In 2010, Richard Brefka was arrested on suspicion of drunk driving in Elm Grove, a Milwaukee suburb, and refused to take a blood alcohol test.
After receiving the municipality’s notice of license revocation, he filed a request for a refusal hearing to contest the revocation. However, he did not file the request within the mandatory 10-day time period required under Wis. Stat. section 343.305.
A circuit court effectively denied Brefka’s request to extend the filing period despite his argument that he missed the original deadline with a good excuse. Brefka appealed.

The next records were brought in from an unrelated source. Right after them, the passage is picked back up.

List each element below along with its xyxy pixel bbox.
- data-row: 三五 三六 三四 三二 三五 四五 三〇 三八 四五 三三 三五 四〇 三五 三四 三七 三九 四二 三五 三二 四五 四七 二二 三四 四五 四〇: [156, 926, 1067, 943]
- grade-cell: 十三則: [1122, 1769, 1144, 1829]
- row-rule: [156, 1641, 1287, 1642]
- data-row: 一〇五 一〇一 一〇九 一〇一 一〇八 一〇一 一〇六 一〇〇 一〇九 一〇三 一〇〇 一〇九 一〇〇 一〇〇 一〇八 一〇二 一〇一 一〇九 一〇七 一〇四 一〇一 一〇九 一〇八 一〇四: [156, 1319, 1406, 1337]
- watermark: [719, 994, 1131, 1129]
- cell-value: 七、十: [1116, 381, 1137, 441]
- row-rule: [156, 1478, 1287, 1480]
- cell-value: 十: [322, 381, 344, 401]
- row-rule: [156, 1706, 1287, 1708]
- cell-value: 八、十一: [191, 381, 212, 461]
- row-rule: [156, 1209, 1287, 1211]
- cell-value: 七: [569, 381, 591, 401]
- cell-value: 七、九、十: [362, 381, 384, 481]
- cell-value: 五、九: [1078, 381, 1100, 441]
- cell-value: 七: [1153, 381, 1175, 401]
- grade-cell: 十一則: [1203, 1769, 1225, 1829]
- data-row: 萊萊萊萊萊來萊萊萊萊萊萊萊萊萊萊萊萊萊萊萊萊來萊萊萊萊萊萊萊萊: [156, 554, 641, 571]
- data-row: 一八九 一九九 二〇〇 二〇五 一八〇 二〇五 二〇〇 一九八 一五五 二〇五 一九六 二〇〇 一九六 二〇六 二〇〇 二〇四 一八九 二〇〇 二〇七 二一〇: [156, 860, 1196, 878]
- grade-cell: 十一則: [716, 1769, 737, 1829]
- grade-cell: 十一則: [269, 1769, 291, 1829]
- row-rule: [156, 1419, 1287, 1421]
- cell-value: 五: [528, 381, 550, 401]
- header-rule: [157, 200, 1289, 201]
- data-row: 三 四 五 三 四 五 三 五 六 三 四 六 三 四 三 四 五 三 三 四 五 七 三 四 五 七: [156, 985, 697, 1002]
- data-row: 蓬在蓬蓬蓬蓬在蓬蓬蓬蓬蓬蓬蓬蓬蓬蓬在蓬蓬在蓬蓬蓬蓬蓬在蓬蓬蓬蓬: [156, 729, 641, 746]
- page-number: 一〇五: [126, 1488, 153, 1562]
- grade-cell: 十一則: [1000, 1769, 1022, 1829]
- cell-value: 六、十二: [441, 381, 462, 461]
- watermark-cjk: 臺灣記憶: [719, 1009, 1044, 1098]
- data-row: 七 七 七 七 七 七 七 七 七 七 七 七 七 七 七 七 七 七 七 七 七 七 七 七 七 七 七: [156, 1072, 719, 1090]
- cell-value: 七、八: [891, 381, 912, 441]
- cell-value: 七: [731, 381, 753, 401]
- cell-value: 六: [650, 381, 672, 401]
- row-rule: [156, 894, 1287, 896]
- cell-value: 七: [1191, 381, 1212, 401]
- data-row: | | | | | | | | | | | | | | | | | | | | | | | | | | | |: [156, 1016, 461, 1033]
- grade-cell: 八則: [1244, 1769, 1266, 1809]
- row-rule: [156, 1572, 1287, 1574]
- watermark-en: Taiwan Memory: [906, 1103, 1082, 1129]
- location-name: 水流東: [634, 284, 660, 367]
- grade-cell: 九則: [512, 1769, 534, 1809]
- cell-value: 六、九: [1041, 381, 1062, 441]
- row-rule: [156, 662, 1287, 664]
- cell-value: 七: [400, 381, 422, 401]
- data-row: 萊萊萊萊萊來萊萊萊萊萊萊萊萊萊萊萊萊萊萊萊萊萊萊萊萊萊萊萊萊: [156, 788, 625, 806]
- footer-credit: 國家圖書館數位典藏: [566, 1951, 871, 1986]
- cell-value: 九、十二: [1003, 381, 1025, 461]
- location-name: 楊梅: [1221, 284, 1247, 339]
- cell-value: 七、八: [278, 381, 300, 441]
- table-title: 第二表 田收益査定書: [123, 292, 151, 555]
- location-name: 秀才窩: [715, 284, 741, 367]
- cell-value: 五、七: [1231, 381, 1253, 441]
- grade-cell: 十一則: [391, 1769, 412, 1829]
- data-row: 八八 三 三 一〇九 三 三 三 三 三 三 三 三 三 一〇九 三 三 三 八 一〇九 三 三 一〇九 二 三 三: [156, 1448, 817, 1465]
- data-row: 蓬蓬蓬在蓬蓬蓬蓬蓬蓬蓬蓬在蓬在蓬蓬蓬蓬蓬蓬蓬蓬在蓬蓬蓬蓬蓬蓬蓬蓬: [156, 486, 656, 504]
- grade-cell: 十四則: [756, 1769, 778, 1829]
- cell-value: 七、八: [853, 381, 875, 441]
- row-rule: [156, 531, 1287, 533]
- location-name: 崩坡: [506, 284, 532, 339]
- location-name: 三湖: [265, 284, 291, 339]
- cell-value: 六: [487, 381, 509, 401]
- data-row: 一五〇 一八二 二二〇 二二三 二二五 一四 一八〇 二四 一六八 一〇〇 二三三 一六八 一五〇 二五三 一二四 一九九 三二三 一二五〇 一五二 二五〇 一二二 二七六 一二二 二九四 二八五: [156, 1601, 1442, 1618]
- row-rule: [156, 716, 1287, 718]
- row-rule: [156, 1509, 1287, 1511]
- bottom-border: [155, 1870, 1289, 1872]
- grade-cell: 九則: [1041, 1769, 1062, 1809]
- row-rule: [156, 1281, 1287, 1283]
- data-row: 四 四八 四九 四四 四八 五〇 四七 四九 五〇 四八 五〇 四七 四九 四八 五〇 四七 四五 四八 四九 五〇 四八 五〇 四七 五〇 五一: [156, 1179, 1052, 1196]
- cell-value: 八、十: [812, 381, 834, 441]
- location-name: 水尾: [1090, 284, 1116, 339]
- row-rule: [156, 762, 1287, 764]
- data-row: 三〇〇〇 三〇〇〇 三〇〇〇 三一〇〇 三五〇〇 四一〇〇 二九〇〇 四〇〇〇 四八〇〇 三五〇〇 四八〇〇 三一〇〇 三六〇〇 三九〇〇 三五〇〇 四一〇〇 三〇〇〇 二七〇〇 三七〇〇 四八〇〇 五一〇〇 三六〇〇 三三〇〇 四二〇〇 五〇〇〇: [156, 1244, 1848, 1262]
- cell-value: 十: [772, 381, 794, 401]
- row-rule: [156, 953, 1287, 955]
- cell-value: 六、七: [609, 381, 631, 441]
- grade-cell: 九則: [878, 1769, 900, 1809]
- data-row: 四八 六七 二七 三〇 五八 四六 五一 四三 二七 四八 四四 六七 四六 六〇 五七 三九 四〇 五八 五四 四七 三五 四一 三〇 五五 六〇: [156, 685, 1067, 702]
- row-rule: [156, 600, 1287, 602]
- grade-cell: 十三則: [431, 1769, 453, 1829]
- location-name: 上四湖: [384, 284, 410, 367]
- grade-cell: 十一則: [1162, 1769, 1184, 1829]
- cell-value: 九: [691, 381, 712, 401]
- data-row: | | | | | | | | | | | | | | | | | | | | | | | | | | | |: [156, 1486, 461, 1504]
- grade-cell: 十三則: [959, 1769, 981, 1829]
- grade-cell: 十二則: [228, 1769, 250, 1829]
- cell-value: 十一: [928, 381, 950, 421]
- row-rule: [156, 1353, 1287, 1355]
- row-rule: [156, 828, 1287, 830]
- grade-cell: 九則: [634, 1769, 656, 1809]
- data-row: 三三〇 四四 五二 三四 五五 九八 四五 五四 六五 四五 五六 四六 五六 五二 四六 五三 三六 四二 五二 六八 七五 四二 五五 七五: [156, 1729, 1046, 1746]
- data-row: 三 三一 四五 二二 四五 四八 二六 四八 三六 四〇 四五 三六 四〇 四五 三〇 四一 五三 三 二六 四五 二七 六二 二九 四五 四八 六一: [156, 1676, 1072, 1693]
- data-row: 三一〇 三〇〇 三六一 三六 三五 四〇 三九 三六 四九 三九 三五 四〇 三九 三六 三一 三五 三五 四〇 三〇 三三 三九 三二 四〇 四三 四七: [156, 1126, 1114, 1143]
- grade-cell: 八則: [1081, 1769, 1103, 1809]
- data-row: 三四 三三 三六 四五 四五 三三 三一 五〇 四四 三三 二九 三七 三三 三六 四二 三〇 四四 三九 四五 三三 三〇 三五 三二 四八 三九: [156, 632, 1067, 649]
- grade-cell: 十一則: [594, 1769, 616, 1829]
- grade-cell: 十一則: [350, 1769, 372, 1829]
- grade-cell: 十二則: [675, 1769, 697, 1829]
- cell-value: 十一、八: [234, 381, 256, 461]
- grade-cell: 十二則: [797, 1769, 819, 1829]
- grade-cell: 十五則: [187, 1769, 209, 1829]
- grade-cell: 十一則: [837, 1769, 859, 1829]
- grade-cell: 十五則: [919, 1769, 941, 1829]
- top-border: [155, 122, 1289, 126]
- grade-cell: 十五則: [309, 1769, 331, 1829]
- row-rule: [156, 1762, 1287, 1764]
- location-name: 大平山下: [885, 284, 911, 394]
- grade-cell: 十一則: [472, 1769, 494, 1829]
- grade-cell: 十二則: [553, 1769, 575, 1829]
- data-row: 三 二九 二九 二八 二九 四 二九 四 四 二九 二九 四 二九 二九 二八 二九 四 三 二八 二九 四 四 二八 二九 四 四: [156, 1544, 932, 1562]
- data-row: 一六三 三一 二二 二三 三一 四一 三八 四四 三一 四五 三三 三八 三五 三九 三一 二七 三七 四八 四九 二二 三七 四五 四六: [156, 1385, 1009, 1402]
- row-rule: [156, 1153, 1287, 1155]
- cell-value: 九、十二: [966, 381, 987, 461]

In Village of Elm Grove v. Brefka, 2013 WI 54 (June 26, 2013), a unanimous supreme court ruled that state statutes “set forth a mandatory requirement to request a refusal hearing within the 10-day time limit that may not be extended due to excusable neglect.”
The circuit court lacked competency to decide whether a refusal hearing extension was warranted, the supreme court explained, because the statute does not allow it.
“A statutory time limit is one type of statutory requirement that may result in a loss of the circuit court’s competency, if a party fails to satisfy it,” Justice Ann Walsh Bradley wrote.
Allowing extensions would undercut the policy of implied consent law, which is to quickly identify drunk drivers and remove them from roadways.
“Extensions of the ten-day time limit also work to keep suspected drunken drivers on the highways despite their refusal to provide key evidence in their identification as drunk drivers,” Justice Bradley wrote.